Most recent answer: 03/27/2011

Q:
why is it that the planets orbit "around" the sun and no over it? do magnetic poles have anything to do with a planet or stars bending of space
- chad (age 27)
england
A:

With any one planet you could say that it orbited around the sun in a plane regardless of how the orbit was oriented. I think what you're asking is why all the planets have orbits that are nearly in the same plane. The sun itself also spins around an axis that is nearly at right angles to the same plane. As I understand it, as the solar system started to condense, it had some net angular momentum, just by the usual accidents of motion in a lumpy environment. That angular momentum was conserved as the material started to lump together.  The planets were left behind orbiting around that angular momentum axis, as nature's way of conserving angular momentum.

Some similar process is quite typical in star formation. Many stars have orbiting planets. Some stars form pairs, orbiting each other.

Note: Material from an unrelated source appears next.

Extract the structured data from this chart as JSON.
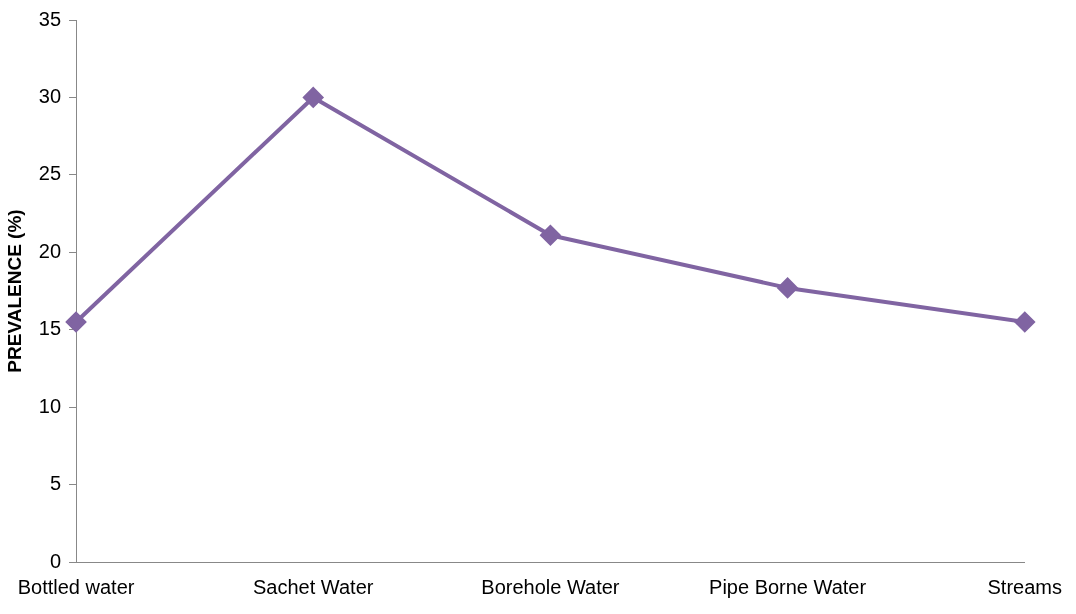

As for your other question, the "bending of space" is gravity, caused by any form of energy or momentum. Magnetism plays a negligible role in it since it accounts for a negligible fraction of the total energy of the solar system. It's interesting that very many of the people who write us want to know about the connection between magnetism and gravity, although there's almost none.

Mike W.


(published on 03/27/2011)

Follow-Up #1: Planets rotate same way in almost same plane

Q:
Why do all of the planets in our solar system move the same direction around the sun? Why are the planets more or less all on a grid compared to one another and eventually all line up with each other? Surely this isn't a coincidence.
- Nick (age 14)
US
A:

It all comes from the initial accidental angular momentum, as described in the thread where I've placed your question. Since the angular momentum of all the planets comes from that same starting accident, they all have about the same rotation axis. That makes them all be in orbits close to the plane through the Sun at right angles to that axis.

Mike W.


(published on 12/08/2013)

Follow-Up #2: Rotational invariance of the universe

Q:
I hope some body to help me in this logical question.As we know that every body in this universe move around another body in anticlock wise motion like the motion of electron around the nucleus,motion of planets around the sun and the most common is the revolution of earth around the sun,why they did'nt revolve in clock wise motion.?
- Muhammad uzair ahmad (age 15)
pakistan
A:

Hello Muhammad,

Your premise is not true, both in atomic and cosmic senses. One can always find local fluctuations in symmetries of the universe: mass distributions, momentum directions, angular rotations, etc. Studies have been made of clockwise and anti-clockwise rotations of spiral galaxies  and as far as we can tell they average out.   Likewise there are fluctuations in all the other variables but they 'invariably' average out.